SyncThink, a global leader in neurotechnology and brain health analytics, recently announced a partnership with North Boulder Chiropractic in Colorado, which will be implementing the award-winning EYE-SYNC technology. EYE-SYNC uses high-speed, high-fidelity infrared cameras to capture the subtlest eye movements, many of which cannot be observed through a standard clinical evaluation, and the technology has been designated by the U.S. Food and Drug Administration as a “Breakthrough Device” for aid in concussion assessment. North Boulder Chiropractic is the first chiropractic center to adopt EYE-SYNC. “What impressed me … is the speed at which you can get an objective, accurate assessment for neurological function,” the center’s Dr. David Boynton said in a statement. “Within three minutes I have a level of certainty, as does the patient/athlete, for initial assessment and tracking progress.”

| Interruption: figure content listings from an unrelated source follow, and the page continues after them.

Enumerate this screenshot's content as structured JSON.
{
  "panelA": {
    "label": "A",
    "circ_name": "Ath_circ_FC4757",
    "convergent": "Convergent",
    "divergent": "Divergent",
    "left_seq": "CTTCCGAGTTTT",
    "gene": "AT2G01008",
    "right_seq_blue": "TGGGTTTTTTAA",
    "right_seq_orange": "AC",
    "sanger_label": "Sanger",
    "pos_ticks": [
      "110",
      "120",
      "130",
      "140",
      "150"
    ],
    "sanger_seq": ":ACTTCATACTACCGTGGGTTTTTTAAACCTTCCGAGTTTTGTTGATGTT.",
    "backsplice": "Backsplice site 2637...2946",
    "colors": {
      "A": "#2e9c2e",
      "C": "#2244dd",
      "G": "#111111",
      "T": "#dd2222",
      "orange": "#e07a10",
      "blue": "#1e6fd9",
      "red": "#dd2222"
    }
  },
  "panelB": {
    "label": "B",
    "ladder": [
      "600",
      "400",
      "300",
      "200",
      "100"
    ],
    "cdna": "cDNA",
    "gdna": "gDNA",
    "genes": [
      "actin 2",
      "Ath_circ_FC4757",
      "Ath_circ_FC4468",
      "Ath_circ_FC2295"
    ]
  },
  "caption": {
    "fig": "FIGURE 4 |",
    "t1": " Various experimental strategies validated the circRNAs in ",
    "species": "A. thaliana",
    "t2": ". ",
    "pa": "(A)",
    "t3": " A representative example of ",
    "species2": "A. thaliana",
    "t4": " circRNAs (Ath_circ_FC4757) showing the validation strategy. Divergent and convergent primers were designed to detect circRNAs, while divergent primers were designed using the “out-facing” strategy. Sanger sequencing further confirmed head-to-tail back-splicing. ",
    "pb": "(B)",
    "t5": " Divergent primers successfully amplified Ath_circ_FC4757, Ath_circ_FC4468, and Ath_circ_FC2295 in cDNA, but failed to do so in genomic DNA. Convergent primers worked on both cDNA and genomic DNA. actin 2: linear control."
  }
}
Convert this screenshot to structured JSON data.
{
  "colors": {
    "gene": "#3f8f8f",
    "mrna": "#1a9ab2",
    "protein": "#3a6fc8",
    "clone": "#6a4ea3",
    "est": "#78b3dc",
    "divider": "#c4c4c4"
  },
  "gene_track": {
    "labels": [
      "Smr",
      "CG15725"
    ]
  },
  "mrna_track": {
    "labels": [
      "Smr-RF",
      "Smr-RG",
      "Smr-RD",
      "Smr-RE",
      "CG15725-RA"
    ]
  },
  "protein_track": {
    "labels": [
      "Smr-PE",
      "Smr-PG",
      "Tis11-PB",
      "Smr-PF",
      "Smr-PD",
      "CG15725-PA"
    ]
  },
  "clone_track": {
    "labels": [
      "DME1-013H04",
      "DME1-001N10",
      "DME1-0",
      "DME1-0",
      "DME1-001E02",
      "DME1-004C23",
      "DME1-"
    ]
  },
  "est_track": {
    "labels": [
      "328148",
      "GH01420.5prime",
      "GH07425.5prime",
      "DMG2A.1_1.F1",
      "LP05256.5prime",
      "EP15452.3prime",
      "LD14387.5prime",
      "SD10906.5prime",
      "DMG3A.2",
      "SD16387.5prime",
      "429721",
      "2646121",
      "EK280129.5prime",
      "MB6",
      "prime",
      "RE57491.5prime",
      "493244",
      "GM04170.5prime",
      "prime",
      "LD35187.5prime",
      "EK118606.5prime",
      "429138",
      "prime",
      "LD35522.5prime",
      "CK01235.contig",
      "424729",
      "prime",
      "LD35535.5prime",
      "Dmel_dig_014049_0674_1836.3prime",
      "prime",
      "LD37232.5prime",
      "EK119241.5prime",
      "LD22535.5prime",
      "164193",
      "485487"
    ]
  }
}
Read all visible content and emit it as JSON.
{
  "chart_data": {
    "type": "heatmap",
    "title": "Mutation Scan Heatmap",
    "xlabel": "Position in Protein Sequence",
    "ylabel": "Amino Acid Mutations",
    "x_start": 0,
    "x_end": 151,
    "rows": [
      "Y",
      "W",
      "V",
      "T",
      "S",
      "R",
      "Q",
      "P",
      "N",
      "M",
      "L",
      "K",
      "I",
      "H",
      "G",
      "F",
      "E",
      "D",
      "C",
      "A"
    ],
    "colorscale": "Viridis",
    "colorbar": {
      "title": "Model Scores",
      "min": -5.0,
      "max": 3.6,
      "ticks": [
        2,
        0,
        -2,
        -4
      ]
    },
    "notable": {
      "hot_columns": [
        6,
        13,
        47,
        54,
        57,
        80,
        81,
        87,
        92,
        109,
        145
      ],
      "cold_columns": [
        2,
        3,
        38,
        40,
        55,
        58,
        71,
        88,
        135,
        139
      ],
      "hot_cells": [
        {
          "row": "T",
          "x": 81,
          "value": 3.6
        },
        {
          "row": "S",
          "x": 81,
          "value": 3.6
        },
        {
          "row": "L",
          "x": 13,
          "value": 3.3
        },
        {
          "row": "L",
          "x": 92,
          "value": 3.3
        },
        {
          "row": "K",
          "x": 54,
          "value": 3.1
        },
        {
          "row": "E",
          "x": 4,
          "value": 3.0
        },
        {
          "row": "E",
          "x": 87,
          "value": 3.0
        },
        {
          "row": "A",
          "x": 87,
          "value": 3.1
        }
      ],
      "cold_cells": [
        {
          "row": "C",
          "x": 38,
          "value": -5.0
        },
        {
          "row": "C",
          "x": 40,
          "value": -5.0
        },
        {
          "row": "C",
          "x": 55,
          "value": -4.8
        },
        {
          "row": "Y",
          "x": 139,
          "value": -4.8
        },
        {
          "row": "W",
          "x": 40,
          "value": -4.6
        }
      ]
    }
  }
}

• Sleep deprivation and concussions aren’t mentioned in the same sentence too often. But in a recent interview with ESPN.com, Tobias Harris, a forward with the NBA’s Philadelphia 76ers, made the connection. “I think in a couple years, [sleep deprivation] will be an issue that’s talked about, like the NFL with concussions.” Indeed, the article in which he was quoted was headlined ‘The dirty little secret that everybody knows about,’ and detailed concerns about sleep deprivation in the NBA. “Some in the league, from players and coaches to training personnel, have begun to suspect that the toll extracted by the NBA grind — the combination of the sport’s physical demands, the circadian disruptions, the six to eight months of travel across time zones — is not fully appreciated,” ESPN senior writer Baxter Holmes wrote. “Some of those specialists have begun compiling data. And that data suggests that sleep deprivation is the NBA’s silent scourge, a pox on the bodies and minds of NBA athletes, with impacts both wide and deep.” Sounds lot like the way concussions were once talked about in the NFL, doesn’t it?